Trevor here from Mobility Ready with a quick introduction.
Recently, I reached out to my sister, Evelyn, about writing a guest post for our blog. She had some first-hand experience as a caregiver for a week and wanted to tell her story. I think this is an important story to tell because we often underestimate the needs of the elderly and caregivers aren't given enough credit for their efforts. I hope you enjoy this story and if you have any comments or questions please leave them in the comments section below.
"Respect for the Aged" a short story by Evelyn Kidd
I took care of a woman in her 80’s for one week and I still remember it as one of the most difficult weeks of my life. Her body was weakened due to a debilitating stroke.
I found an ad on Craigslist and discovered the opportunity in college. Her daughter paid me well to watch and tend to her every need ranging from bathroom needs, feeding to facilitating anything she could dream up.
The hardest part was moving her from her wheelchair to the toilet. That was just the most physically exhausting part. The rest of the days were spent making her specifically requested weak tea, discussing her dreams to one day go back to Chicago, and learning more about her background as a nurse.
The number of elderly Americans is expected to double by 2050. It takes time, patience, and understanding to tend to and listen to the needs of the elderly, and I think we could all use a lesson in how to listen. Being heard and respected was sometimes the only thing she desired most. It also helps that she could do many things independently, and move with the use of her mobility device.
Admittedly, I didn’t last very long on the job. The daughter explained the stroke had affected her brain, and that she was more short-tempered as a result, which wore me down and I didn’t have the skills in place to understand.
Although I understood I was out-of-my-league, it was an experience that left a renewed respect and appreciation for the daily struggles of the elderly, and how we could improve as Americans. How a society treats their most marginalized and suffering citizens reveals their true nature to the rest of the world.
In Japan, they have “Respect for the Aged Day,” while in America we fear and admonish others about getting old. It is often mentioned in casual conversation as a negative: “My (insert physical trait or skill) is getting worse, I must be getting old,” when in fact we have so much to look forward to because we get to learn about ourselves and the world more with each passing day.
I considered how much we all need to show more respect for the elders in our communities. We have more in common with seniors then we realize. We want someone to listen to us and honor us, and the tools we need to get around without overly relying on others, and getting a change of scenery every once and awhile to help renew our spirits.
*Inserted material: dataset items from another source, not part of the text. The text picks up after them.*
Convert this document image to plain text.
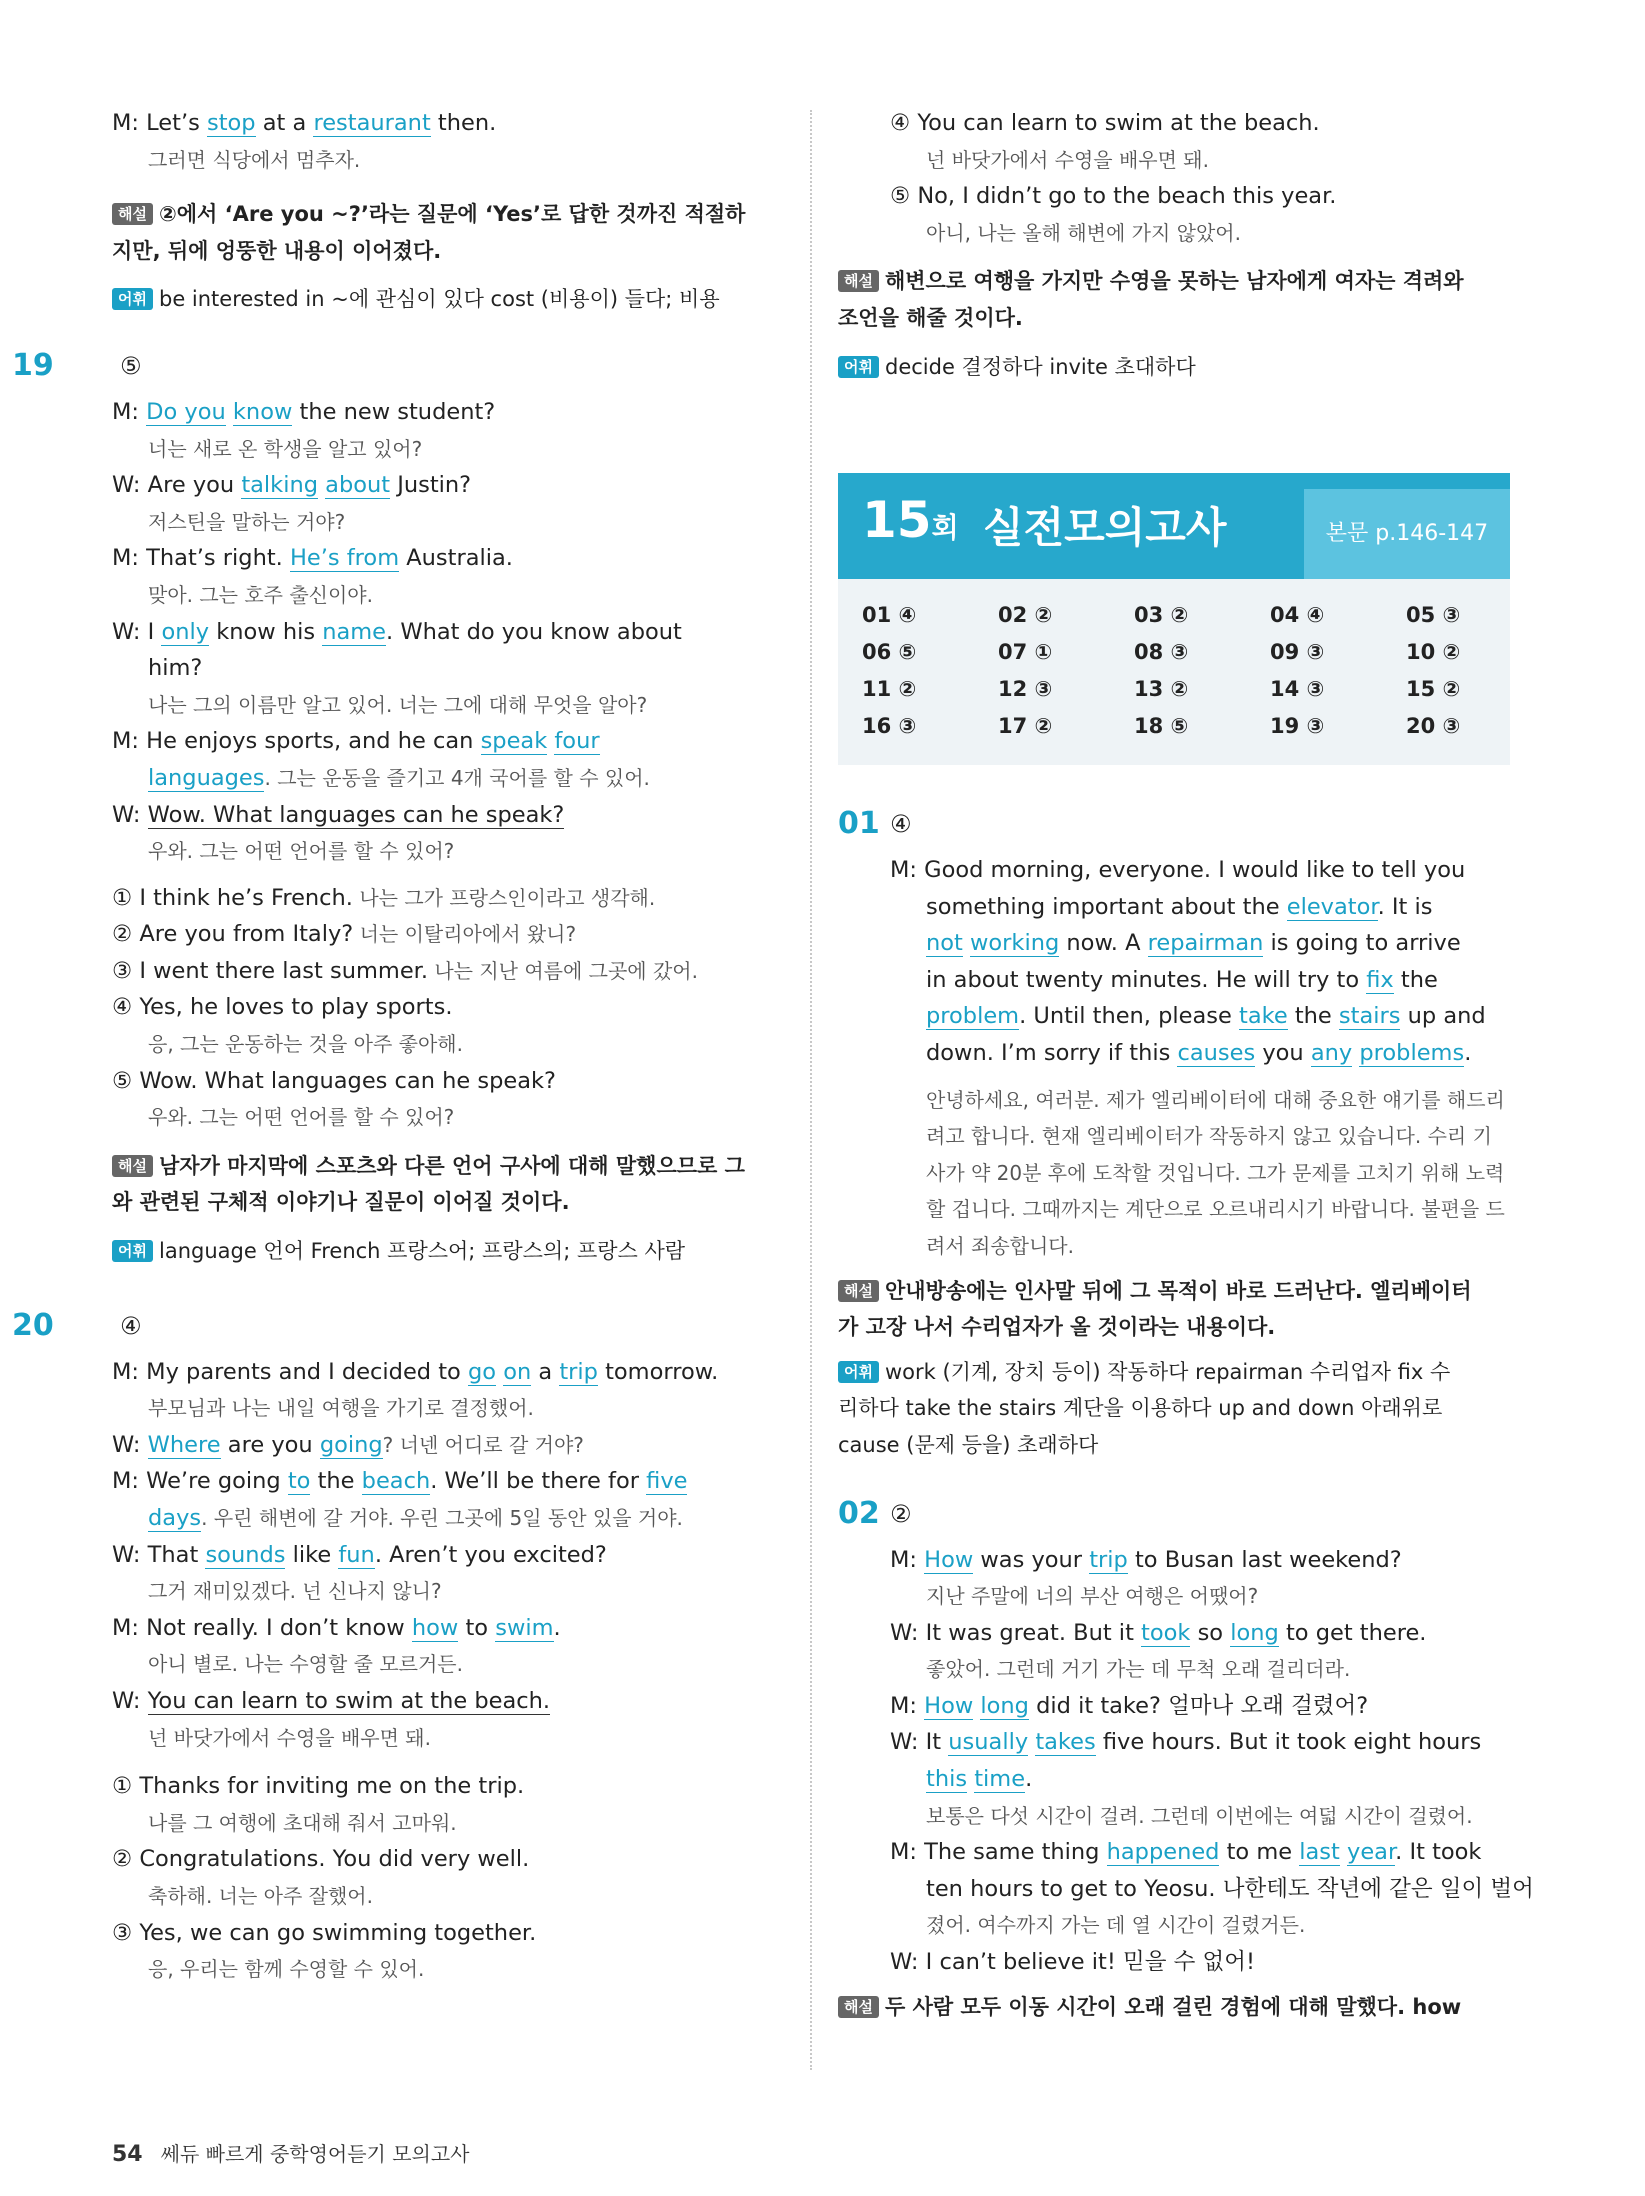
M: Let’s stop at a restaurant then.
그러면 식당에서 멈추자.
해설 ②에서 ‘Are you ~?’라는 질문에 ‘Yes’로 답한 것까진 적절하
지만, 뒤에 엉뚱한 내용이 이어졌다.
어휘 be interested in ~에 관심이 있다 cost (비용이) 들다; 비용
19	⑤
M: Do you know the new student?
너는 새로 온 학생을 알고 있어?
W: Are you talking about Justin?
저스틴을 말하는 거야?
M: That’s right. He’s from Australia.
맞아. 그는 호주 출신이야.
W: I only know his name. What do you know about
him?
나는 그의 이름만 알고 있어. 너는 그에 대해 무엇을 알아?
M: He enjoys sports, and he can speak four
languages. 그는 운동을 즐기고 4개 국어를 할 수 있어.
W: Wow. What languages can he speak?
우와. 그는 어떤 언어를 할 수 있어?
① I think he’s French. 나는 그가 프랑스인이라고 생각해.
② Are you from Italy? 너는 이탈리아에서 왔니?
③ I went there last summer. 나는 지난 여름에 그곳에 갔어.
④ Yes, he loves to play sports.
응, 그는 운동하는 것을 아주 좋아해.
⑤ Wow. What languages can he speak?
우와. 그는 어떤 언어를 할 수 있어?
해설 남자가 마지막에 스포츠와 다른 언어 구사에 대해 말했으므로 그
와 관련된 구체적 이야기나 질문이 이어질 것이다.
어휘 language 언어 French 프랑스어; 프랑스의; 프랑스 사람
20	④
M: My parents and I decided to go on a trip tomorrow.
부모님과 나는 내일 여행을 가기로 결정했어.
W: Where are you going? 너넨 어디로 갈 거야?
M: We’re going to the beach. We’ll be there for five
days. 우린 해변에 갈 거야. 우린 그곳에 5일 동안 있을 거야.
W: That sounds like fun. Aren’t you excited?
그거 재미있겠다. 넌 신나지 않니?
M: Not really. I don’t know how to swim.
아니 별로. 나는 수영할 줄 모르거든.
W: You can learn to swim at the beach.
넌 바닷가에서 수영을 배우면 돼.
① Thanks for inviting me on the trip.
나를 그 여행에 초대해 줘서 고마워.
② Congratulations. You did very well.
축하해. 너는 아주 잘했어.
③ Yes, we can go swimming together.
응, 우리는 함께 수영할 수 있어.
④ You can learn to swim at the beach.
넌 바닷가에서 수영을 배우면 돼.
⑤ No, I didn’t go to the beach this year.
아니, 나는 올해 해변에 가지 않았어.
해설 해변으로 여행을 가지만 수영을 못하는 남자에게 여자는 격려와
조언을 해줄 것이다.
어휘 decide 결정하다 invite 초대하다
15회 실전모의고사	본문 p.146-147
01 ④	02 ②	03 ②	04 ④	05 ③
06 ⑤	07 ①	08 ③	09 ③	10 ②
11 ②	12 ③	13 ②	14 ③	15 ②
16 ③	17 ②	18 ⑤	19 ③	20 ③
01 ④
M: Good morning, everyone. I would like to tell you
something important about the elevator. It is
not working now. A repairman is going to arrive
in about twenty minutes. He will try to fix the
problem. Until then, please take the stairs up and
down. I’m sorry if this causes you any problems.
안녕하세요, 여러분. 제가 엘리베이터에 대해 중요한 얘기를 해드리
려고 합니다. 현재 엘리베이터가 작동하지 않고 있습니다. 수리 기
사가 약 20분 후에 도착할 것입니다. 그가 문제를 고치기 위해 노력
할 겁니다. 그때까지는 계단으로 오르내리시기 바랍니다. 불편을 드
려서 죄송합니다.
해설 안내방송에는 인사말 뒤에 그 목적이 바로 드러난다. 엘리베이터
가 고장 나서 수리업자가 올 것이라는 내용이다.
어휘 work (기계, 장치 등이) 작동하다 repairman 수리업자 fix 수
리하다 take the stairs 계단을 이용하다 up and down 아래위로
cause (문제 등을) 초래하다
02 ②
M: How was your trip to Busan last weekend?
지난 주말에 너의 부산 여행은 어땠어?
W: It was great. But it took so long to get there.
좋았어. 그런데 거기 가는 데 무척 오래 걸리더라.
M: How long did it take? 얼마나 오래 걸렸어?
W: It usually takes five hours. But it took eight hours
this time.
보통은 다섯 시간이 걸려. 그런데 이번에는 여덟 시간이 걸렸어.
M: The same thing happened to me last year. It took
ten hours to get to Yeosu. 나한테도 작년에 같은 일이 벌어
졌어. 여수까지 가는 데 열 시간이 걸렸거든.
W: I can’t believe it! 믿을 수 없어!
해설 두 사람 모두 이동 시간이 오래 걸린 경험에 대해 말했다. how
54 쎄듀 빠르게 중학영어듣기 모의고사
Staying mobile was an important part of her daily life, and with mobility, she was able to maintain a semblance of independence. Her home included a large ramp, and she could easily wheel herself around the home. There were times when she didn’t need me for anything but a warm body to chat with about the past, and those are the moments that made the rest of each day more bearable.
I really hope her daughter took her to the park when she got home from work and appreciated every moment they had together. It’s not always realistic to take care of our elders, but if I were her daughter, I would like to think I would be able to help fulfill her wildest dreams by taking her out for her favorite deep-dish Chicago pizza or explore a local park and just listen to her talk about the past.